Abstract The auroral zone is the region surrounding the geomagnetic north and south poles and is where the largest and most frequent disturbances in the Earth's magnetic field are experienced. Since the accuracy of magnetic MWD directional surveys are affected by geomagnetic disturbances, surveying wells in the auroral zone is challenging. Development of industry practices to enable accurate surveying and safe operations in these areas is therefore important. The objective of this study is to investigate how the geomagnetic field parameters declination, dip angle and total magnetic field intensity are influenced by magnetic disturbances in the auroral zone. This is done by analysing the statistical properties of data from 20 land-based magnetic observatories and variometer stations in Alaska, Greenland, and Scandinavia, all located in the auroral zone.
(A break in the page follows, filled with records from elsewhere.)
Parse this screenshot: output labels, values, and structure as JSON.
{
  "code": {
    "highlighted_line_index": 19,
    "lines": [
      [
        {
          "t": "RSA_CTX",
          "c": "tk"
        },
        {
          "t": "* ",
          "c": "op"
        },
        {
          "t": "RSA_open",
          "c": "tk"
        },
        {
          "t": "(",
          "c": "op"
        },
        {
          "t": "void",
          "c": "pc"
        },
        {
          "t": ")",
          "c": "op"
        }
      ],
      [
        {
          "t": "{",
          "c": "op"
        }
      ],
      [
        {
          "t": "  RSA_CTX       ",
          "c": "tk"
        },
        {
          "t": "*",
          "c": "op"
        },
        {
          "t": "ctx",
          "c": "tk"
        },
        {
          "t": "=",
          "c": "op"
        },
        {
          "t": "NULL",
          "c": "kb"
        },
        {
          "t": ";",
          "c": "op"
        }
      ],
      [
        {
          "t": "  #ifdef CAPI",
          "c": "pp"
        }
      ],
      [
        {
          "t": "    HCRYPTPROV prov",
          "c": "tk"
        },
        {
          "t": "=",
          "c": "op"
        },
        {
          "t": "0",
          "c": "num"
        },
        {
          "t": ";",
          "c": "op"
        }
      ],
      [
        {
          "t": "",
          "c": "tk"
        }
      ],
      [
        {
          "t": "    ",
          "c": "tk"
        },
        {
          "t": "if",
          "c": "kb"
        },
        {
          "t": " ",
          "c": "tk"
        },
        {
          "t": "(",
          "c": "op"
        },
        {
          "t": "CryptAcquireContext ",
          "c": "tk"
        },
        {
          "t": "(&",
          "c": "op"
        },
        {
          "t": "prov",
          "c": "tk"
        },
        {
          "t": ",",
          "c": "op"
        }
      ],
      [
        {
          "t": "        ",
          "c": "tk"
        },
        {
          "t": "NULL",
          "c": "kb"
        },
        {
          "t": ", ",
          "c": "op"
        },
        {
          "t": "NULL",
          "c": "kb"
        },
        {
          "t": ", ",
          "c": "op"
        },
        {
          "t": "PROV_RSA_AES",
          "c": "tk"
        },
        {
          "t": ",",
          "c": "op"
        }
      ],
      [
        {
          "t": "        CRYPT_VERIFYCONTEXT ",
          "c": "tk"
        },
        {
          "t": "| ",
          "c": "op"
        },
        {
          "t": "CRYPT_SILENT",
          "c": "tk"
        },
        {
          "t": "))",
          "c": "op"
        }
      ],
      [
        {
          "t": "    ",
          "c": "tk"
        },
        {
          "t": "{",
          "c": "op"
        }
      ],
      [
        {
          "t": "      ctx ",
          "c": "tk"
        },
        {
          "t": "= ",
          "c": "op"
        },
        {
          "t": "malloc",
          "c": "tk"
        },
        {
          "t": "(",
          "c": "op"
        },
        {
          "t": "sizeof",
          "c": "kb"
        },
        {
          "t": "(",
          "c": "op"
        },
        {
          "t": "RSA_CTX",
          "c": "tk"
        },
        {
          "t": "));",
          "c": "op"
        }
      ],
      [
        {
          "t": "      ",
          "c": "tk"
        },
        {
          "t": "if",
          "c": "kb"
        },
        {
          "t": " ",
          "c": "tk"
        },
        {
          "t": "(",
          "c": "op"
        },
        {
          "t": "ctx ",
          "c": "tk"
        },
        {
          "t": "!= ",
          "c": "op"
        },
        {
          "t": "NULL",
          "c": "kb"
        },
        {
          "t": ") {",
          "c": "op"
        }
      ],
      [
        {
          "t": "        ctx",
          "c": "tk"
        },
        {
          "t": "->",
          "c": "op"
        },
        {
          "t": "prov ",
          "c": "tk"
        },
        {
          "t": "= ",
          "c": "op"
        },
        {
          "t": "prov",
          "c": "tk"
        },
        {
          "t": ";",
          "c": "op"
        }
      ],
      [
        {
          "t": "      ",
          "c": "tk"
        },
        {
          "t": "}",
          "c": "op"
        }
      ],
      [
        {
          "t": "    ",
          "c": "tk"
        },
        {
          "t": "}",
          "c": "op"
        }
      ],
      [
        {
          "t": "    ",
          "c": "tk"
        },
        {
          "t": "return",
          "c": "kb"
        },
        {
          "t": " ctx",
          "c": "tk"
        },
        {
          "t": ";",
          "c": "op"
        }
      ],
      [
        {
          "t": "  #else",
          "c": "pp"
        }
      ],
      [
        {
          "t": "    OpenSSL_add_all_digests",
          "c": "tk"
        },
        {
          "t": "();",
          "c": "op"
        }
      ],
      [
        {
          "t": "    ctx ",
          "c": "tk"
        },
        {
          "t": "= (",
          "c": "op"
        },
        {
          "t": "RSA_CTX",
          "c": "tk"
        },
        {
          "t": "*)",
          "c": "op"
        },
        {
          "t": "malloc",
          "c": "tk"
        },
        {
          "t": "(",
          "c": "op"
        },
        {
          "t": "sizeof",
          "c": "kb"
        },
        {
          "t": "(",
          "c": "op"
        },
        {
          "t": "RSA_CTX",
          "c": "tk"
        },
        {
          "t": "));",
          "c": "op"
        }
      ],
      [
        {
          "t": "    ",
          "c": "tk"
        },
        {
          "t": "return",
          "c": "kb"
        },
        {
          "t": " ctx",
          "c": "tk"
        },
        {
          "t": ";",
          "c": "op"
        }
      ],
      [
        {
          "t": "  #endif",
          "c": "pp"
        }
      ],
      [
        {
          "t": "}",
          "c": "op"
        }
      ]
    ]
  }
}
The results are used to estimate models for magnetic field disturbance variations as function of distance and direction. Additionally, methods and correction procedures to reduce azimuth uncertainty using data from distant monitoring stations are presented. Uncritical use of data from monitoring stations can result in uncertain azimuth measurements. In cases where data from more than one nearby monitoring stations are available, the challenge is often related to identifying which stations that provide the most accurate corrections. As will be shown, important criteria for the selection of monitoring stations are not only limited to directions and distances, but also the position of the ionospheric current relative to the rig-location. Procedures and methods for how to predict the positions of ionospheric currents are presented. The datasets analysed in this study contain measured deviations from the quiet mean for periods with low, moderate and high geomagnetic activity. Station-pairs with mutual distances ranging from 150km to 850km are considered. The general trends are that magnetic data from station-pairs located along the east-west direction are more correlated than data from stations located along north-south, and that differences in magnetic fluctuations between station-pairs are lower east-west than north-south. This accounts for all distances, directions, and disturbance levels.